Racism, a collective trauma of the black community

Carlil Pittman experienced trauma in his own flesh. As a co-founder of the Chicago youth organization GoodKidsMadCity-Englewood, he has mourned the death of Delmonte Johnson, a young neighborhood activist, two years ago, a victim of the phenomenon he fought so hard: gun violence.

He was irritated and frustrated by the constant stories of African Americans dying at the hands of the police.

First up was Breonna Taylor, a young black woman shot at her home in Louisville, Kentucky, in March last year. Then George Floyd, died because a policeman rested a knee on his neck in Minneapolis, giving way to protests around the world. In recent days, Daunte Wright, a 20-year-old black man, has been mortally wounded by an officer during an arrest for a driving offense in Minnesota, not far from where Floyd died.

Last Friday Pittman spent much of the day planning a rally along with other activists to protest the death of a 13-year-old Hispanic boy, Adam Toledo, at the hands of police.

“All the time we turn on the TV, we see Facebook, Twitter or Instagram, and we see people like us murdered without anything happening,” said Pittman, an activist for A New Deal For Youth. “It’s not normal to see someone being killed by clicking on a video on the phone. But for us, in our black and Hispanic communities, it’s the norm.”

Many African Americans feel a kind of collective trauma, which is aggravated every time a member of this community dies at the hands of the police. Some are reflected in the victims of police violence, which aggravates the pain they feel. The collective duel alarms medical professionals, who see the racism and trauma it generates as a serious public health crisis in the United States.

The racial trauma that African Americans feel is not new. It is the product of centuries of oppressive systems and racist practices deeply rooted in the nation. Racial trauma is something experienced by minorities who feel victims of racism and discrimination, according to Dr. Steven Kniffley, a psychologist and coordinator of the Collective Care Center at Spalding University in Louisville, Kentucky.

“Many cities across the country are realizing that racial trauma is a public health issue,” said Kniffley, who can cause suicide, lower life expectancy and cause post-traumatic stress. Racial trauma responds to “the unique experiences that blacks and Hispanics live because of their identity and, more specifically, because of the racism and discrimination they face.”

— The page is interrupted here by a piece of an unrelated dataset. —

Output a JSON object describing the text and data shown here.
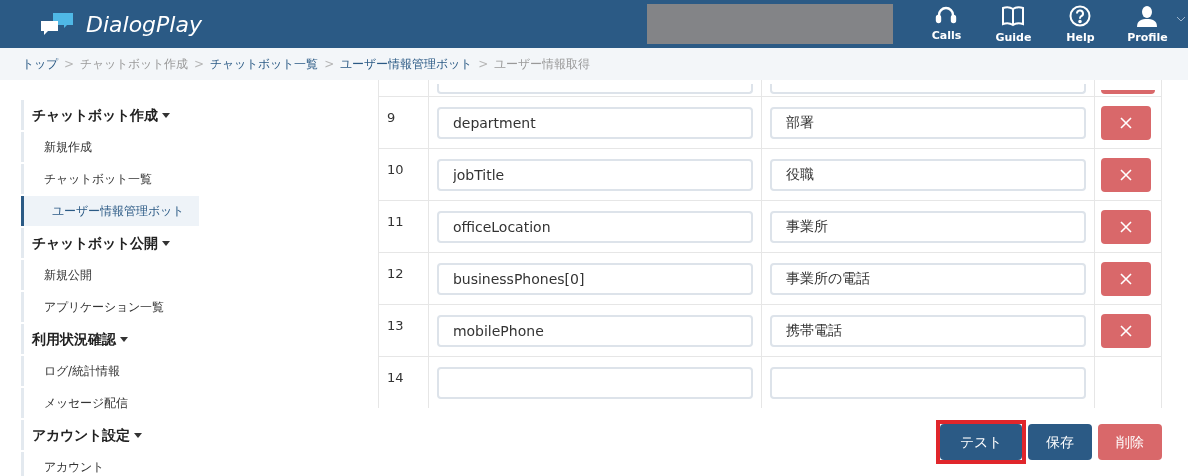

Kniffley said that every generation of African Americans since the time of slavery has faced different combinations of racism and discrimination, which manifest themselves in a form of intergenerational trauma. “

“We have 10 or 15 generations of unresolved traumas, which contribute greatly to the biological and mental health disorders we have now,” Kniffley said, adding that trauma is not just about responding to police violence.

A 2018 study on the impact of African American deaths at the hands of police revealed that this phenomenon affected the mental health of this community. Nearly half of the African Americans who responded said they were soaked in one or more massacres of members of this community unarmed in their states, either because word spread or through the media.

“This impact is perceived only among blacks,” said Dr. Atheendar S. Venkataramani, one of the study’s authors, who works at Penn Presbyterian Medical Center in Philadelphia.

Rashad Robinson, president of Color of Change, says this trauma fuels mistrust in law enforcement agencies. And that many experience additional emotional distress at seeing the trial of Derek Chauvin, the Minneapolis ex-cop who put his knee on Floyd’s neck.

“We have all these armed people who have to protect and serve us and who do neither one thing nor the other,” Robinson argued. “To survive, we must integrate into a system with a brutal structure … for our lives, our dignity, our health. That has a long-term collective impact.”

Eréndira Martínez, who lives in a predominantly Hispanic neighborhood of Chicago, Little Village, says she suffers greatly from the deaths of boys like Toledo.

Last Thursday, hours after the video of Toledo’s death was first distributed, a 17-year-old girl was shot dead in the same neighborhood. A teenage daughter of Martinez also died shot in Little Village in December.

“Burying my daughter and a month later we are burying this girl who was raised with my daughter,” Martinez expressed. “No mother should have to bury her daughter.”

Some neighborhood groups are trying to help overcome the trauma, said Aswad Thomas of the Alliance for Safety and Justice, which runs the Crime Survivors for Safety and Justice organization, a network of more than 46,000 crime survivors, mostly Hispanic and African American.

Uzodinma Iweala, CEO of The Africa Center in New York, said the sufferings of the African American community sometimes make him angry. Think of the times he and his brothers were stopped by police. Or the time an agent insulted his uncle. Or the number of times they prayed to get out of danger from a situation. Experiences all that some whites ignore knowing.

“The United States refuses to recognize that it would not be a country without the work, blood, sweat and tears of black people,” Iweala said.